Xia Xiaoxuan, Weng Haoyi, Men Ruoting, Sun Rui, Zee Benny Chung Ying, Chong Ka Chun, Wang Maggie Haitian
Division of Biostatistics, Centre for Clinical Research and Biostatistics, JC School of Public Health and Primary Care, The Chinese University of Hong Kong, Shatin, N.T, Hong Kong, SAR, China.
CUHK Shenzhen Research Institute, Shenzhen, China.
BMC Genet. 2018 Sep 17;19(Suppl 1):78. doi: 10.1186/s12863-018-0644-5.
An accumulation of evidence has revealed the important role of epigenetic factors in explaining the etiopathogenesis of human diseases. Several empirical studies have successfully incorporated methylation data into models for disease prediction. However, it is still a challenge to integrate different types of omics data into prediction models, and the contribution of methylation information to prediction remains to be fully clarified.

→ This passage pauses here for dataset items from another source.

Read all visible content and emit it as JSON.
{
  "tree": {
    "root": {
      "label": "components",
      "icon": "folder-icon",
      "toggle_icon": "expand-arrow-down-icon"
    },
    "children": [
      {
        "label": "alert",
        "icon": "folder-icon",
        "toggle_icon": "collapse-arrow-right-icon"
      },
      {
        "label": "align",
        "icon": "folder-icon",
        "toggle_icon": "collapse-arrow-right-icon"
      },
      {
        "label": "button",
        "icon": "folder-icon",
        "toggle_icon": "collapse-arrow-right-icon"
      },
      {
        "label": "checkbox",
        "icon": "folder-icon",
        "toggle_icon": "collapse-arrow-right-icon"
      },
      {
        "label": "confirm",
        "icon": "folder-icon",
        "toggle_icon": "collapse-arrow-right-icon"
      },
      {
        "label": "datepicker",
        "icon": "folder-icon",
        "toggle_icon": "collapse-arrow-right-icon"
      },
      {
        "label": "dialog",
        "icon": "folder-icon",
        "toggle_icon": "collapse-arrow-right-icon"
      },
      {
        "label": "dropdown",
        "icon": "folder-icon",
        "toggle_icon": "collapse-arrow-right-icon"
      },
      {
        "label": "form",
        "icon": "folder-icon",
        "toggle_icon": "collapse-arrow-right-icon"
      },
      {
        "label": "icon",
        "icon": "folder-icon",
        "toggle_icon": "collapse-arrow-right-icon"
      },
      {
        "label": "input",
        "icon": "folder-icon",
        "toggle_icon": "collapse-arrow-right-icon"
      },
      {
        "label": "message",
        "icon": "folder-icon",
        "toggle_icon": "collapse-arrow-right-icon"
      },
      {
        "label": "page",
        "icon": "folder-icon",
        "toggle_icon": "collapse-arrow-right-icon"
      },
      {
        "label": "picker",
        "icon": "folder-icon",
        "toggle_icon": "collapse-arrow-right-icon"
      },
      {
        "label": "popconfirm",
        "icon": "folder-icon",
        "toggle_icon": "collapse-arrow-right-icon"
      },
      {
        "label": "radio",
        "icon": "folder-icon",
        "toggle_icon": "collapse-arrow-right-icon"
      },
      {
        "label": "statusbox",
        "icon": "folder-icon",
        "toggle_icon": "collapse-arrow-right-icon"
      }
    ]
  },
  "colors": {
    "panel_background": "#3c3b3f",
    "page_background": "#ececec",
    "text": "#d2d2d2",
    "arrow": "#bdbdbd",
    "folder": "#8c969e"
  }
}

A stratified drug-response prediction model was built based on an artificial neural network to predict the change in the circulating triglyceride level after fenofibrate intervention. Associated single-nucleotide polymorphisms (SNPs), methylation of selected cytosine-phosphate-guanine (CpG) sites, age, sex, and smoking status, were included as predictors. The model with selected SNPs achieved a mean 5-fold cross-validation prediction error rate of 43.65%. After adding methylation information into the model, the error rate dropped to 41.92%. The combination of significant SNPs, CpG sites, age, sex, and smoking status, achieved the lowest prediction error rate of 41.54%.
Compared to using SNP data only, adding methylation data in prediction models slightly improved the error rate; further prediction error reduction is achieved by a combination of genome, methylation genome, and environmental factors.
越来越多的证据表明表观遗传因素在解释人类疾病的病因发病机制中发挥着重要作用。一些实证研究已成功将甲基化数据纳入疾病预测模型。然而,将不同类型的组学数据整合到预测模型中仍然是一项挑战,甲基化信息对预测的贡献仍有待充分阐明。
基于人工神经网络构建了一个分层药物反应预测模型,以预测非诺贝特干预后循环甘油三酯水平的变化。相关单核苷酸多态性(SNP)、选定的胞嘧啶-磷酸-鸟嘌呤(CpG)位点的甲基化、年龄、性别和吸烟状况被纳入作为预测因子。包含选定SNP的模型在5倍交叉验证中的平均预测错误率为43.65%。在模型中加入甲基化信息后,错误率降至41.92%。显著SNP、CpG位点、年龄、性别和吸烟状况的组合实现了最低的预测错误率,为41.54%。
与仅使用SNP数据相比,在预测模型中加入甲基化数据可略微提高错误率;通过基因组、甲基化基因组和环境因素的组合可进一步降低预测错误率。